Cosby described the 106 fusion genes described in the study as the “tiniest tip of the iceberg.” Adelson agreed and explained why: Events that randomly create fusion genes for functional, non-harmful proteins rely on a series of coincidences and must be exceedingly rare; for the fusion genes to spread throughout a population and withstand the test of time, nature must also positively select for them in some way. For the researchers to have found the examples described in the study so readily, transposons must surely cause fusion events much more often, he said.
“All of these steps are very unlikely to happen, but this is how evolution works,” Feschotte said. “It’s very quirky, opportunistic and very unlikely in the end, yet you see it happen over and over again on the timescales of hundreds of millions of years.”
To test whether the fusion genes acted as transcription factors, Cosby and her colleagues homed in on one that evolved in bats 25 million to 45 million years ago — a blink of an eye in evolutionary time. When they used CRISPR to delete it from the bat genome, the changes were striking: The removal dysregulated hundreds of genes. As soon as they restored it, normal gene activity resumed.
To Adelson, this shows that Cosby and her co-authors practically “caught one of these fusion events in the act.” He added, “It’s especially surprising because you wouldn’t expect a new transcription factor to cause wholesale rewiring of transcriptional networks if it had been acquired relatively recently.”
Although the researchers didn’t determine the function of the other fusion proteins definitively, the genetic hallmarks of transcription factors are there: Around a third of the fusion proteins contain a part called KRAB that is associated with repressing DNA transcription in animals. Why transposases tended to fuse with KRAB-encoding genes is a mystery, Feschotte said.
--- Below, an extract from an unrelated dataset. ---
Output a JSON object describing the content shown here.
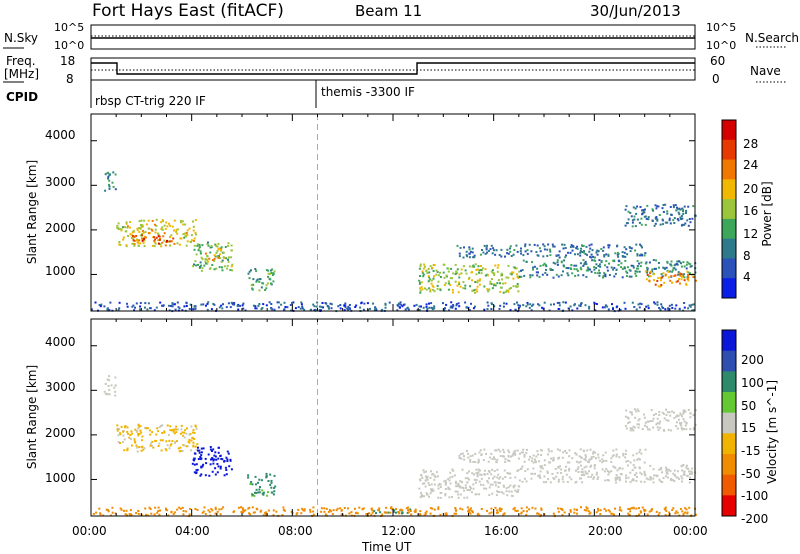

Transposons comprise a hefty chunk of eukaryotic DNA, yet organisms take extreme measures to carefully regulate their activity and prevent the havoc caused by problems such as genomic instability and harmful mutations. These dangers made Adelson wonder if fusion genes sometimes endanger orderly gene regulation. “Not only are you perturbing one thing, but you’re perturbing this whole cascade of things,” he said. “How is it that you can change expression of all these things and not have a three-headed bat?” Cosby, however, thinks it’s unlikely that a fusion gene leading to harmful morphogenic changes would readily propagate through a population.
Damon Lisch, a plant geneticist at Purdue University who studies transposable elements and was not involved with the study, said he hopes this study pushes back against a widespread but misguided notion that transposons are “junk DNA.” Transposable elements generate tremendous amounts of diversity and have been implicated in the evolution of the placenta and the adaptive immune system, he explained. “These are not junk — they’re living little creatures in your genome that are under very active selection over long periods of time, and what that means is that they evolve new functions to stay in your genome,” he said.
Though this study highlights the mechanism underlying transposase fusion genes, the vast majority of new genetic material is thought to form through genetic duplication, in which genes are accidentally copied and the extras diverge through mutation. But a large quantity of genetic material does not mean that new protein functions will be significant, said Cosby, who is continuing to investigate the function of the fusion proteins.
“Evolution is the ultimate tinkerer and ultimate opportunist,” said David Schatz, a molecular geneticist at Yale University who was not involved with the study. “If you give evolution a tool, it may not use it right away, but sooner or later it will take advantage of it.”